Wednesday, April 25, 2018

La Fortaleza presents package of legislative measures

By on May 8, 2017




La Fortaleza Public Affairs Secretary Ramón Rosario (Juan J. Rodríguez/CB)

La Fortaleza Public Affairs Secretary Ramón Rosario (Juan J. Rodríguez/CB)

SAN JUAN – The administration of Gov. Ricardo Rosselló will present four bills Monday that affect government contractors, the University of Puerto Rico (UPR) and the Public Service Commission (CSP by its Spanish initials), among other agencies and sectors.

Public Affairs Secretary Ramón Rosario offered general details during a press conference on the executive branch’s new legislative measures.
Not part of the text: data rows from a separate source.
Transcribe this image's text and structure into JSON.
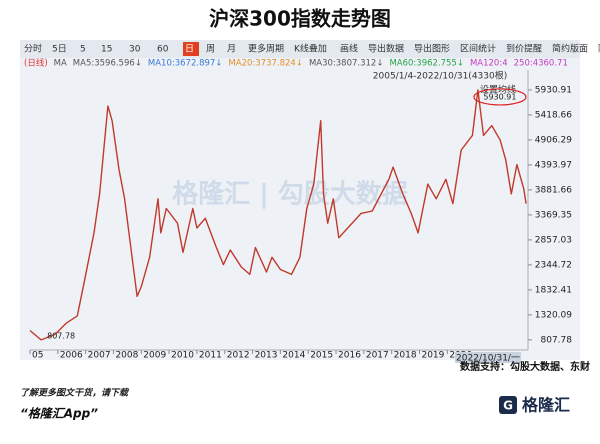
{
  "chart_data": {
    "type": "line",
    "title": "沪深300指数走势图",
    "toolbar": [
      "分时",
      "5日",
      "5",
      "15",
      "30",
      "60",
      "日",
      "周",
      "月",
      "更多周期",
      "K线叠加",
      "画线",
      "导出数据",
      "导出图形",
      "区间统计",
      "到价提醒",
      "简约版面",
      "隐藏"
    ],
    "ma_legend": [
      {
        "text": "(日线)",
        "color": "#d33"
      },
      {
        "text": "MA",
        "color": "#555"
      },
      {
        "text": "MA5:3596.596↓",
        "color": "#555"
      },
      {
        "text": "MA10:3672.897↓",
        "color": "#3a7ad9"
      },
      {
        "text": "MA20:3737.824↓",
        "color": "#e0902a"
      },
      {
        "text": "MA30:3807.312↓",
        "color": "#555"
      },
      {
        "text": "MA60:3962.755↓",
        "color": "#2aa24a"
      },
      {
        "text": "MA120:4",
        "color": "#c43bc4"
      },
      {
        "text": "250:4360.71",
        "color": "#c43bc4"
      }
    ],
    "range_label": "2005/1/4-2022/10/31(4330根)",
    "ma_setting": "设置均线",
    "watermark": "格隆汇 | 勾股大数据",
    "cursor_label": "2022/10/31/一",
    "max_label": "5930.91",
    "min_label": "807.78",
    "x": [
      2005.0,
      2005.4,
      2005.9,
      2006.3,
      2006.7,
      2006.95,
      2007.3,
      2007.5,
      2007.8,
      2007.95,
      2008.2,
      2008.4,
      2008.6,
      2008.85,
      2009.0,
      2009.3,
      2009.6,
      2009.7,
      2009.9,
      2010.3,
      2010.5,
      2010.85,
      2011.0,
      2011.3,
      2011.7,
      2011.95,
      2012.2,
      2012.6,
      2012.9,
      2013.1,
      2013.5,
      2013.7,
      2014.0,
      2014.4,
      2014.7,
      2014.95,
      2015.2,
      2015.45,
      2015.55,
      2015.7,
      2015.9,
      2016.1,
      2016.5,
      2016.9,
      2017.3,
      2017.9,
      2018.05,
      2018.4,
      2018.7,
      2018.95,
      2019.3,
      2019.6,
      2019.95,
      2020.2,
      2020.5,
      2020.9,
      2021.1,
      2021.3,
      2021.6,
      2021.9,
      2022.1,
      2022.3,
      2022.5,
      2022.75,
      2022.83
    ],
    "values": [
      1000,
      807.78,
      920,
      1150,
      1300,
      2000,
      3000,
      3800,
      5600,
      5300,
      4300,
      3700,
      2800,
      1700,
      1900,
      2500,
      3700,
      3000,
      3500,
      3200,
      2600,
      3500,
      3100,
      3300,
      2700,
      2350,
      2650,
      2300,
      2150,
      2700,
      2200,
      2500,
      2250,
      2150,
      2500,
      3500,
      4000,
      5300,
      3800,
      3200,
      3700,
      2900,
      3150,
      3400,
      3450,
      4100,
      4350,
      3800,
      3400,
      3000,
      4000,
      3700,
      4100,
      3600,
      4700,
      5000,
      5930.91,
      5000,
      5200,
      4900,
      4500,
      3800,
      4400,
      3900,
      3600
    ],
    "color": "#c0392b",
    "xlim": [
      2005.0,
      2022.9
    ],
    "xticks": [
      {
        "value": 2005,
        "label": "05"
      },
      2006,
      2007,
      2008,
      2009,
      2010,
      2011,
      2012,
      2013,
      2014,
      2015,
      2016,
      2017,
      2018,
      2019,
      2020
    ],
    "ylim": [
      600,
      6340
    ],
    "yticks": [
      807.78,
      1320.09,
      1832.41,
      2344.72,
      2857.03,
      3369.35,
      3881.66,
      4393.97,
      4906.29,
      5418.66,
      5930.91
    ],
    "grid": false,
    "source": "数据支持：勾股大数据、东财",
    "footer_line1": "了解更多图文干货，请下载",
    "footer_line2": "“格隆汇App”",
    "logo": "格隆汇"
  }
}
Under the UPR Financial Support Act, the administration expects that the university would generate some $10 million in additional funds through several initiatives such as a commemorative vehicle license plate; special marbetes, or vehicle stickers that certify payment of the compulsory insurance and emissions test passed; and the “Donate Your Change” program. The latter seeks to reach agreements with businesses where the customer has the option of donating money to the university when paying for a product or service.

As for the commemorative plates, the UPR would receive $20 for each. Meanwhile, 50% of the revenue from fines imposed in the medical cannabis industry, would go to the educational institution.

Rosario also spoke about a bill that would impose penalties and even result in the elimination for a year from the government’s bidding registry to those contractors that do not promote gender equality. Contractors must certify that they have “adopted a gender pay equity policy and begun a process of self-evaluation of their compensation practices aimed at eliminating wage differences,” Rosario said.

Another measure seeks to “reorganize” the CSP and turn it into “an entity that regulates public transportation, which has to do with public transportation, tourism, ambulances and transportation networks,” the official said. The bill addresses much of the controversy that exists between taxi drivers and the Uber ride-hailing company.

“When [the bill] becomes law, these regulations and powers will be covered and overseen by the Public Service Commission and not [the] Tourism [Company], Health or Transportation & Public Works [DTOP by its Spanish acronym],” he added in reference to Transportation Department regulations that govern Uber’s operations in Puerto Rico.

Meanwhile, a new medical malpractice law would create a special panel to evaluate such cases when filed in court. If the panel determines “the claim has no merit, and the judge accepts that determination, the plaintiff will have to pay a bond to continue the lawsuit,” Rosario explained.

Finally, the current functions of the Office of the Municipal Affairs Commissioner’s Office (OCAM by its Spanish acronym) would be transferred to the Office of Management and Budget (OMB), which would be in charge of providing municipalities with advice on fiscal matters and agreements with other government entities.

“No OCAM employee is out of work,” said Rosario, who explained that the entity had already lost most of its functions with the creation of the Socioeconomic and Community Development Office.